US Suspends Extradition and Tax Agreements With Hong Kong

US Suspends Extradition and Tax Agreements With Hong Kong

The Trump administration has suspended or terminated three bilateral agreements with Hong Kong covering extradition and tax exemptions.

WASHINGTON — The Trump administration on Wednesday suspended or terminated three bilateral agreements with Hong Kong covering extradition and tax exemptions, the latest in a series of U.S. moves in response to China’s imposition of strict national security laws over the former British territory.

“The Chinese Communist Party chose to crush the freedoms and autonomy of the people of Hong Kong,” Secretary of State Mike Pompeo tweeted.

The State Department cited Beijing’s violation of its pledge for Hong Kong to retain broad autonomy for 50 years after its 1997 reversion to Chinese rule.

President Donald Trump already had determined that Hong Kong was no longer eligible for the continued preferential treatment it enjoyed from the U.S. The three agreements cover the surrender of fugitives, transfer and convicted prisoners and reciprocal tax exemptions on income from international shipping.

“These steps underscore our deep concern regarding Beijing’s decision to impose the National Security Law, which has crushed the freedoms of the people of Hong Kong,” State Department spokeswoman Morgan Ortagus said in a statement.

She said Hong Kong authorities had been notified earlier Wednesday of the decisions that were the result the Chinese Communist Party’s “drastic steps to erode the high degree of autonomy that Beijing itself promised” to Hong Kong.

It was not immediately clear which of the agreements had been suspended and which had been formally ended, although other Western nations that have taken similar actions have suspended their extradition treaties with Hong Kong.

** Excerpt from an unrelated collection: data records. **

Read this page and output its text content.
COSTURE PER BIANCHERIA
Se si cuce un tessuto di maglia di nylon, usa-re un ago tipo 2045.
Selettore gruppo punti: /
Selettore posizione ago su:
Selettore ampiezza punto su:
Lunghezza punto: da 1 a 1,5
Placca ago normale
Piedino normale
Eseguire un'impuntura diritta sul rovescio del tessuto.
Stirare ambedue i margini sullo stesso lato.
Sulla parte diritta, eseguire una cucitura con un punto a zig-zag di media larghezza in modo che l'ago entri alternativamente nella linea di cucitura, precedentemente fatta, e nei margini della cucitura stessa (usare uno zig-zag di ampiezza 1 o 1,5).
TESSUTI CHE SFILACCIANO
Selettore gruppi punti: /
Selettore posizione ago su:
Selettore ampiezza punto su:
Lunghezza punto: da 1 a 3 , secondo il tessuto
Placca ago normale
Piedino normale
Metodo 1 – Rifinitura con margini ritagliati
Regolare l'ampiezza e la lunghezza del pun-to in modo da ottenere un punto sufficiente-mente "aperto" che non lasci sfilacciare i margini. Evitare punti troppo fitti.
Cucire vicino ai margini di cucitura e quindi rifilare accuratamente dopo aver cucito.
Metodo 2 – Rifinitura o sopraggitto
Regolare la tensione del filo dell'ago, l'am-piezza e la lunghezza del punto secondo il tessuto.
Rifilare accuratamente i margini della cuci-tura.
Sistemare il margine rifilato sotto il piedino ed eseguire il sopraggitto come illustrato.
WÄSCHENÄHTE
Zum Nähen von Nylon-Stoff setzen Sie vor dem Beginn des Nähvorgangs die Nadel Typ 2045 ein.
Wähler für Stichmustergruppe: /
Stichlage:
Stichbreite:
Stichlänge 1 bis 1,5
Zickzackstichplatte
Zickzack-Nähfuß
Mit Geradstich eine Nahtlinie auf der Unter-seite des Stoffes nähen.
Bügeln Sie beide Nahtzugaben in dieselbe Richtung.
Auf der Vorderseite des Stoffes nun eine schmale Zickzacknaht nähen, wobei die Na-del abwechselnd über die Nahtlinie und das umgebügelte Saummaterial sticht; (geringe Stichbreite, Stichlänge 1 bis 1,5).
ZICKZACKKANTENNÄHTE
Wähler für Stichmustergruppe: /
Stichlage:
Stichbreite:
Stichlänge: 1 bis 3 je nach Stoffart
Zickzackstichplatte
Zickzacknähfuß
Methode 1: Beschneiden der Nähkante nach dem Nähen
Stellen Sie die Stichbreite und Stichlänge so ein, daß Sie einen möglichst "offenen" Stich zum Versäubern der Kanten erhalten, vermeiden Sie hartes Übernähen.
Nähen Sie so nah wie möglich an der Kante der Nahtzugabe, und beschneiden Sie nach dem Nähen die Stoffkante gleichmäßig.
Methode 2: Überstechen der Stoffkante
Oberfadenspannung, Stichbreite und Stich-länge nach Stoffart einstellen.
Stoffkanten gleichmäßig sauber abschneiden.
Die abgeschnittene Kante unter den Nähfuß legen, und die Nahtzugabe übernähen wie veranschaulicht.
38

The administration has already acted to end special trade and commercial privileges that Hong Kong had enjoyed and has imposed sanctions on Hong Kong and Chinese officials, including Hong Kong’s pro-China leader Carrie Lam, involved in enforcing the new security law.

Beijing had promised Hong Kong 50 years of a “one-country, two-systems” arrangement granting the city its own customs territory and legal system after the 1997 handover. They were underpinned by Western-style civil liberties, such as the right to public dissent, that are rarely allowed on the Chinese mainland and are now strictly limited in Hong Kong.

“President Trump has made clear that the United States will, therefore, treat Hong Kong as ‘one country, one system’ and take action against individuals who have crushed the freedoms of the people of Hong Kong,” Ortagus said in the statement.

Wednesday’s actions are the latest in a string of actions the administration has taken targeting China as tensions between the two nations rise over trade, technology, Taiwan, Tibet, the South China Sea and the coronavirus pandemic. The impact of the tensions has been felt in the tit for tat closures of diplomatic missions as well as visa restrictions on students and journalists.

The latest U.S. steps also come as Trump assigns full blame to Beijing for the coronavirus outbreak in the U.S., deflecting criticism of his own handling of the pandemic that threatens his reelection.